8. The method of claim 1, wherein (B) further comprises compressing the plurality of generated semantic embeddings.
9. The method of claim 1, further comprising:
extracting metadata from the plurality of source code chunks, and
wherein (D) comprises using the metadata to assist in comparing the plurality of generated semantic embeddings with the plurality of baseline semantic embeddings.
10. The method of claim 1, further comprising:
extracting metadata from the plurality of generated semantic embeddings, and
wherein (D) comprises using the metadata to assist in comparing the plurality of generated semantic embeddings with the plurality of baseline semantic embeddings.
11. The method of claim 1, wherein (D) comprises:
measuring distances between the plurality of generated semantic embeddings and the plurality of baseline semantic embeddings; and
generating the comparison output based on the distances.
12. The method of claim 11, wherein the comparison output includes the distances.
13. The method of claim 11, wherein generating the comparison output based on the distances comprises:
computing a metric based on the distances; and
including the metric in the comparison output.
14. A system comprising at least one non-transitory computer-readable medium having computer program instructions stored thereon, the computer program instructions being executable by at least one computer processor to perform a method, the method comprising:
(A) chunking subject source code into a plurality of source code chunks;
(B) generating, for each of the plurality of source code chunks, a corresponding plurality of semantic embeddings, thereby generating a plurality of generated semantic embeddings, wherein each of the plurality of generated semantic embeddings corresponds to a corresponding segment of source code in the plurality of source code chunks;
(C) retrieving a plurality of baseline semantic embeddings from a database, wherein the plurality of baseline semantic embeddings correspond to a plurality of previously analyzed segments of reference source code;
(D) comparing the plurality of generated semantic embeddings with the plurality of baseline semantic embeddings to generate comparison output.
15. The method of claim 14, wherein chunking the subject source code into the plurality of source code chunks comprises chunking the subject source code into the plurality of source code chunks based on a predetermined grain size.
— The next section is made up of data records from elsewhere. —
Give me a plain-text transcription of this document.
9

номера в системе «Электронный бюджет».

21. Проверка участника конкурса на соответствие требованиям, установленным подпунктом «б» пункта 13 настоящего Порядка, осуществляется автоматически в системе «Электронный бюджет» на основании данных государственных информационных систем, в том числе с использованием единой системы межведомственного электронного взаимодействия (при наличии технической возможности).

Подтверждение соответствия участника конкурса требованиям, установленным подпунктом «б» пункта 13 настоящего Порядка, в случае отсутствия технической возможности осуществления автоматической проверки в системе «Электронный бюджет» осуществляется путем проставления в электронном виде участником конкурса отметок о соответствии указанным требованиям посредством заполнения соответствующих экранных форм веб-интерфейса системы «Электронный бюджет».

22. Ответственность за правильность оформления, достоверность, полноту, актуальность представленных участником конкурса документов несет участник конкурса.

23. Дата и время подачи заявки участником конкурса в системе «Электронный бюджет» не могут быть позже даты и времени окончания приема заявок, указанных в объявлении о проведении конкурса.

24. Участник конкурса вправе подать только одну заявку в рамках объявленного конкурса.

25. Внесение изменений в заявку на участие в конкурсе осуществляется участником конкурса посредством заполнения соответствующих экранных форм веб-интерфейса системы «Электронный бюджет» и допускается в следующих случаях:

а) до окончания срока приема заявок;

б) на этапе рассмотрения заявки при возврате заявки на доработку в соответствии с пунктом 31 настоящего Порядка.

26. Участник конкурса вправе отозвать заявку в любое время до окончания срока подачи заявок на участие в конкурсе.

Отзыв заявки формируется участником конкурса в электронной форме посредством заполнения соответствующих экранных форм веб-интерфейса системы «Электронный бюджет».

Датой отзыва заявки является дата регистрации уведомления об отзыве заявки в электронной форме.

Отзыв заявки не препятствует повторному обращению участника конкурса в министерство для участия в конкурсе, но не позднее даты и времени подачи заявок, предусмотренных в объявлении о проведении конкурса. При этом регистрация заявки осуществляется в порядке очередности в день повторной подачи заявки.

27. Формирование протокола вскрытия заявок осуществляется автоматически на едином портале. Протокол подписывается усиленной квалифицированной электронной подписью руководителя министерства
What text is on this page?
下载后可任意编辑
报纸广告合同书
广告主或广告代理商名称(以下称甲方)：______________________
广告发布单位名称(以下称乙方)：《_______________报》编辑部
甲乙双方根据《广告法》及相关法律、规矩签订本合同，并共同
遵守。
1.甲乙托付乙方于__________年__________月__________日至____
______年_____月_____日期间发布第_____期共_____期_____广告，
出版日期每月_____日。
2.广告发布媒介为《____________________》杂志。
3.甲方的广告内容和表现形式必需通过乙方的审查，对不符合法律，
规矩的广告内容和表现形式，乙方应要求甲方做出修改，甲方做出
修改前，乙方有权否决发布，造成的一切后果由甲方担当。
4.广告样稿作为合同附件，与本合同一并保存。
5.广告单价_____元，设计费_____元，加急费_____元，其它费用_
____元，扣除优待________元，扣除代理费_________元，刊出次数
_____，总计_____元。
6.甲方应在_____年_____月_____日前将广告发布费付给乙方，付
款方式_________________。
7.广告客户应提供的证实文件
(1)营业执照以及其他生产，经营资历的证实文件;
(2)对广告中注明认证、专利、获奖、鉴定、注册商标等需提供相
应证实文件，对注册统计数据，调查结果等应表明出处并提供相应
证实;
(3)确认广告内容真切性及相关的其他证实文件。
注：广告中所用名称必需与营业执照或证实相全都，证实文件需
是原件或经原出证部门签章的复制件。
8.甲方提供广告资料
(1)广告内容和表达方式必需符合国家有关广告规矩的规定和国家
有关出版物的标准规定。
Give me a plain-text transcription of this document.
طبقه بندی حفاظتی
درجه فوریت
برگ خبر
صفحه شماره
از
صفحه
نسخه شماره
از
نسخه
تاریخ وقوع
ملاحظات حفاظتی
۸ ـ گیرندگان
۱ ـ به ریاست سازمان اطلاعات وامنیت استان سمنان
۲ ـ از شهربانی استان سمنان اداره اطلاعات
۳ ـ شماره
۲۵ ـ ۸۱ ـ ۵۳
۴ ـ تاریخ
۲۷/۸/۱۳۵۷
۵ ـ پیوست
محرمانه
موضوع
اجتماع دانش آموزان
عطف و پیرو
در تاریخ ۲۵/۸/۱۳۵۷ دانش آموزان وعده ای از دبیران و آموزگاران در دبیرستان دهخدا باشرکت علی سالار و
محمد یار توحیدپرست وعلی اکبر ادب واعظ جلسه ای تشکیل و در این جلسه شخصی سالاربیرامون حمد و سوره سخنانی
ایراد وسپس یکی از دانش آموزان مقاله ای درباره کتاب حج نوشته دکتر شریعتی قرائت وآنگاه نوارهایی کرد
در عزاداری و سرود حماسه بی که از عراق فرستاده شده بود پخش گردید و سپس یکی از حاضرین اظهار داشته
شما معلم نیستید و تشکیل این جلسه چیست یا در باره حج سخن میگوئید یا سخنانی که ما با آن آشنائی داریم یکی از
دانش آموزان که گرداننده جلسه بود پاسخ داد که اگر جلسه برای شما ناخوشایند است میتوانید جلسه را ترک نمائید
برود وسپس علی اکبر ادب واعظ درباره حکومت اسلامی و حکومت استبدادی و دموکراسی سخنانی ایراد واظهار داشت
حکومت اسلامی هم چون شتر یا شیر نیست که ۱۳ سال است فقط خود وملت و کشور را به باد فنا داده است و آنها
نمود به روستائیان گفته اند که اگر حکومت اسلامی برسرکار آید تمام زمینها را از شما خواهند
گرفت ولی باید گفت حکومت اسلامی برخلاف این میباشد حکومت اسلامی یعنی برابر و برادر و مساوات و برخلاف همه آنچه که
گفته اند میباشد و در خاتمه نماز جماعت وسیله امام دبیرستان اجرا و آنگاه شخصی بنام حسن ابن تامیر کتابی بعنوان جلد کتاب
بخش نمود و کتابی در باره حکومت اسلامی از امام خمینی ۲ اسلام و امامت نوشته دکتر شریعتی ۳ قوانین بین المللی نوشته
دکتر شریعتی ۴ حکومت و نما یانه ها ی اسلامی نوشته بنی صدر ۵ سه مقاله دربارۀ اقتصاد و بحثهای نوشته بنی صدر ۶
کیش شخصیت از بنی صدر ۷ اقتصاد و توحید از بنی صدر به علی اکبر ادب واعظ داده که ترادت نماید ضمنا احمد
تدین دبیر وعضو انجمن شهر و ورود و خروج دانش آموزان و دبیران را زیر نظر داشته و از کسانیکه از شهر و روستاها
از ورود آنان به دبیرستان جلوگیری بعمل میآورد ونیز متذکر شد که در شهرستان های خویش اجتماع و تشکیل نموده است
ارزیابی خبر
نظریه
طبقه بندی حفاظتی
16. The method of claim 14, wherein (B) comprises using a large language model (LLM) embedding model to generating the plurality of generated semantic embeddings.
17. The method of claim 14, wherein each of the plurality of generated semantic embeddings has at least 100 dimensions.
18. The method of claim 14, wherein (B) comprises not generating semantic embeddings for binary code in the plurality of source code chunks.
19. The method of claim 14, further comprising:
extracting metadata from the plurality of source code chunks, and
wherein (D) comprises using the metadata to assist in comparing the plurality of generated semantic embeddings with the plurality of baseline semantic embeddings.
20. The method of claim 14, further comprising:
extracting metadata from the plurality of generated semantic embeddings, and
wherein (D) comprises using the metadata to assist in comparing the plurality of generated semantic embeddings with the plurality of baseline semantic embeddings.